I've been working most of this week on IaC for AWS and the Helm chart for the chiller application

• I have a Terraform configuration for AWS that creates a VPC, the appropriate subnets, creates an EKS cluster, an autoscaling group for the worker nodes, and installs the Load Balancer Controller that AWS recommends for handling ingress
• I switched from the kube-prometheus manifest-style install method for installing the monitoring stack to using the prometheus-kube-stack community helm chart.
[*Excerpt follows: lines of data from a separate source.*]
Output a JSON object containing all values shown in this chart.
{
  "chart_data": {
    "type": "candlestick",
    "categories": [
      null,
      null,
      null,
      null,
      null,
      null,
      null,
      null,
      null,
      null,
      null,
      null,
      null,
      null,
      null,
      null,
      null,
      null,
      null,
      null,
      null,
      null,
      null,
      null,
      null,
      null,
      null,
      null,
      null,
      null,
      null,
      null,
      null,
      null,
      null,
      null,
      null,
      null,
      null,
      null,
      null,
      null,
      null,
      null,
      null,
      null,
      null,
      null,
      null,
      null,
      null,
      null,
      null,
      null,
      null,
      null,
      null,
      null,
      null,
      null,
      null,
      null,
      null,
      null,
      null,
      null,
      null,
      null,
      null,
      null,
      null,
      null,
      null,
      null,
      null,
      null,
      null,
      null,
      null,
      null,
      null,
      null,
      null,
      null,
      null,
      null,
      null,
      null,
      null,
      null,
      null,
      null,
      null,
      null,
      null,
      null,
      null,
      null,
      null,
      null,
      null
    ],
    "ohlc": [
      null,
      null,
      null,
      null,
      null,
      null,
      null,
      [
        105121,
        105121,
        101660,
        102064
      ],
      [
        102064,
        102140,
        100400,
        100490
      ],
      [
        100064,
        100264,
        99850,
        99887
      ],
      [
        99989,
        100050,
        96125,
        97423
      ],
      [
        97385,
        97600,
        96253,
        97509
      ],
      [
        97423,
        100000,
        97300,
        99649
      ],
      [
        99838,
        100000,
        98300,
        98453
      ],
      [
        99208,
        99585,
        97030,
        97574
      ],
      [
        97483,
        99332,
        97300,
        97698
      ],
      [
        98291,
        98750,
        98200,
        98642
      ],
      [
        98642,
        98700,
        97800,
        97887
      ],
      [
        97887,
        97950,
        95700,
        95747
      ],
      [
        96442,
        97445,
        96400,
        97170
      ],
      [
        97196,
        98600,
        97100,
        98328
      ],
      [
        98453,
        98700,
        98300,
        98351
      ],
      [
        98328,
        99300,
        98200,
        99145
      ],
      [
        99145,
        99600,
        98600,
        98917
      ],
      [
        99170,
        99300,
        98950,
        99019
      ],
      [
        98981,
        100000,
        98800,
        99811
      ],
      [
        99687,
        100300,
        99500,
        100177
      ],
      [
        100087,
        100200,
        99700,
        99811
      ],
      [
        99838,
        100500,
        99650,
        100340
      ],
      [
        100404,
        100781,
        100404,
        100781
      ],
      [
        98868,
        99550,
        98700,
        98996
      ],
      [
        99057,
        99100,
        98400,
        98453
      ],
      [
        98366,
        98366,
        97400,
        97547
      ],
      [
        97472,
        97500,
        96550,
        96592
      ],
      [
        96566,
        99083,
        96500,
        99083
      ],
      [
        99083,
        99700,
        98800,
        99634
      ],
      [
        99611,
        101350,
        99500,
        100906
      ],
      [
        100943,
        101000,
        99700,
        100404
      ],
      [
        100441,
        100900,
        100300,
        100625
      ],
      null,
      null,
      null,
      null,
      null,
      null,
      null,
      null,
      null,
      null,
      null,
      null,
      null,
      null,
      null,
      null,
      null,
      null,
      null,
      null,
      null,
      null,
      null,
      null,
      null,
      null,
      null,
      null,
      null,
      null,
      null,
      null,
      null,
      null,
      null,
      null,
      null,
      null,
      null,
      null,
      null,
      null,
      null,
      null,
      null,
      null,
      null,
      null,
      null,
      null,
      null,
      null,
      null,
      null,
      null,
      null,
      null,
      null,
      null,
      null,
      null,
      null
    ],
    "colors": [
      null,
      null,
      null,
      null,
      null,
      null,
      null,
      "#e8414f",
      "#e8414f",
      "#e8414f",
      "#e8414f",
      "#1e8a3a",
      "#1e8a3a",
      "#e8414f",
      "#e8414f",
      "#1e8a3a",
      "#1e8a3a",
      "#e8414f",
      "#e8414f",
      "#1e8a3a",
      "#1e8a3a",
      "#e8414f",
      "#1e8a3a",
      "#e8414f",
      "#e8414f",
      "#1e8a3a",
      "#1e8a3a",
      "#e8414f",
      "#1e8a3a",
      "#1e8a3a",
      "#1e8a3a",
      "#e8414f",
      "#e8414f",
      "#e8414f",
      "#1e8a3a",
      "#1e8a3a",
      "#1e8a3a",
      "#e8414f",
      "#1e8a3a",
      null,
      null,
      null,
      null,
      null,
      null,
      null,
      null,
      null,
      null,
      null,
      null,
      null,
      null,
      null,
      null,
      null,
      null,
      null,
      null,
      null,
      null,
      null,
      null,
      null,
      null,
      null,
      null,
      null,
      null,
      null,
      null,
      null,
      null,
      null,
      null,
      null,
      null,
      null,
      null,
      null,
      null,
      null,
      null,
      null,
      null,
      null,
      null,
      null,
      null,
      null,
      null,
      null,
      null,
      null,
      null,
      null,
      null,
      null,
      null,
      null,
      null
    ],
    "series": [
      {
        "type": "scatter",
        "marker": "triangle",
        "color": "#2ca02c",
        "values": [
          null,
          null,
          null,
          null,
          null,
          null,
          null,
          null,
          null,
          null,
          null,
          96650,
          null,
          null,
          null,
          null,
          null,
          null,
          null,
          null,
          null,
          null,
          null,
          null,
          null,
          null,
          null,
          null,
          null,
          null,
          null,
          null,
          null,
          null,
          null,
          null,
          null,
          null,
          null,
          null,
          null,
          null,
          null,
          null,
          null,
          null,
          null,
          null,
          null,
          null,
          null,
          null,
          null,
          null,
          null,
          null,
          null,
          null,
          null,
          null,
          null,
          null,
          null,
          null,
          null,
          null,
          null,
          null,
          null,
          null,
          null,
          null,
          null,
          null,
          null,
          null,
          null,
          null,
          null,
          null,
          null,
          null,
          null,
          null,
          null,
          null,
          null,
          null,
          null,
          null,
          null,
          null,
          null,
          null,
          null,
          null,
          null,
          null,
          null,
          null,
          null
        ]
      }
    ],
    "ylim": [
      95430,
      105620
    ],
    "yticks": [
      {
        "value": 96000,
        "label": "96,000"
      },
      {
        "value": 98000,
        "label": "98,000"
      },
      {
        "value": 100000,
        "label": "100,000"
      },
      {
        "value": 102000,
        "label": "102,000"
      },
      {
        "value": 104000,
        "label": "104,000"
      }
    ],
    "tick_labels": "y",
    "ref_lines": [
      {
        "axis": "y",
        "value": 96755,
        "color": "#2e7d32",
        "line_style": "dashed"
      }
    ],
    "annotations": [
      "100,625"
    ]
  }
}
Of course there were a bunch of minor differences that I had to track down, and learned a lot more about how the prometheus operator works
• I modified my application helm chart to remove kustomize as a post-processor when installing images created using the CI/CD flow. I can now set the tag for the application containers as a --set appTag=whatever argument to helm when installing the chart. It probably still works with the old ttl image method, but I haven't tested it. I updated the Makefile in chiller/helm appropriately
• I plan to continue working on the Terraform configuration to add installation of these two helm charts automatically. One thing I'm going to defer for now is the automated install of the chiller grafana dashboard. That can be done reasonably easily by changing the installation parameters of the grafana subchart (setting sidecar.dashboards.enabled to true and creating a ConfigMap that has the dashboard definition)
• For some reason I'm having database connectivity issues within my application. It is difficult to track down the cause. I need to add some better logging to the application itself to make this easier to fix.
• Terraform now installs the monitoring helm chart. Still need to diagnose the brand new database connectivity issue in the application. Might be related to the load balancer controller?